Friday, February 08, 2019

'Lockdown' - again!!

It's happened again - we're in 'lockdown'!!  It's actually not a big deal at all on this occasion, unlike the previous time three years ago when it really was a major inconvenience.  On that occasion a misdiagnosis by a vet (not our usual vet, I hasten to add - we use NEH, but the owner of one horse in the stable preferred to have his horse seen by a different practice, and a vet from that practice visited the horse and gave the opinion that the horse might have EHV, which turned out not to be the case) caused us to be shut down for three weeks because the protocol, apparently, is that if a vet suspects that a horse might have EHV, irrespective of whether that suspicion is proved correct and irrespective of how short a period he might harbour this suspicion, the premises is put into lockdown until all the horses have been tested and then re-tested a week later and all the tests have come back negative, and the minimum period is three weeks.

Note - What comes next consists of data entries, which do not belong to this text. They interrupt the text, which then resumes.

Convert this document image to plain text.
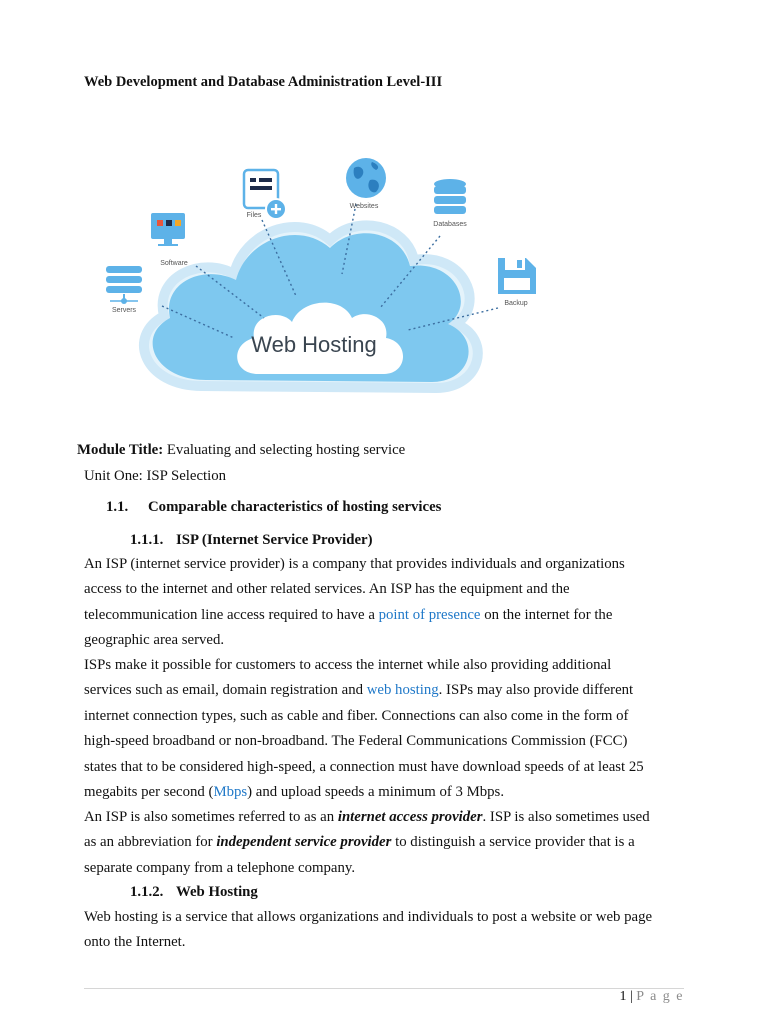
Web Development and Database Administration Level-III
Web Hosting
Servers
Software
Files
Websites
Databases
Backup
Module Title: Evaluating and selecting hosting service
Unit One: ISP Selection
1.1. Comparable characteristics of hosting services
1.1.1. ISP (Internet Service Provider)
An ISP (internet service provider) is a company that provides individuals and organizations
access to the internet and other related services. An ISP has the equipment and the
telecommunication line access required to have a point of presence on the internet for the
geographic area served.
ISPs make it possible for customers to access the internet while also providing additional
services such as email, domain registration and web hosting. ISPs may also provide different
internet connection types, such as cable and fiber. Connections can also come in the form of
high-speed broadband or non-broadband. The Federal Communications Commission (FCC)
states that to be considered high-speed, a connection must have download speeds of at least 25
megabits per second (Mbps) and upload speeds a minimum of 3 Mbps.
An ISP is also sometimes referred to as an internet access provider. ISP is also sometimes used
as an abbreviation for independent service provider to distinguish a service provider that is a
separate company from a telephone company.
1.1.2. Web Hosting
Web hosting is a service that allows organizations and individuals to post a website or web page
onto the Internet.
1 | P a g e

That was very annoying indeed.  Our own vet came later that day and gave the opinion that the other vet's suspicion was unfounded; and then the vet who had caused all the trouble gave the opinion two days later that he had almost certainly got it wrong.  But the wheels were already in motion, and apparently once they were in motion the whole process had to run its course uninterruptedly.  Still, that's all water under the bridge, and life has gone on, as it usually does.  (I'm over it, honestly.  And I don't bear grudges!).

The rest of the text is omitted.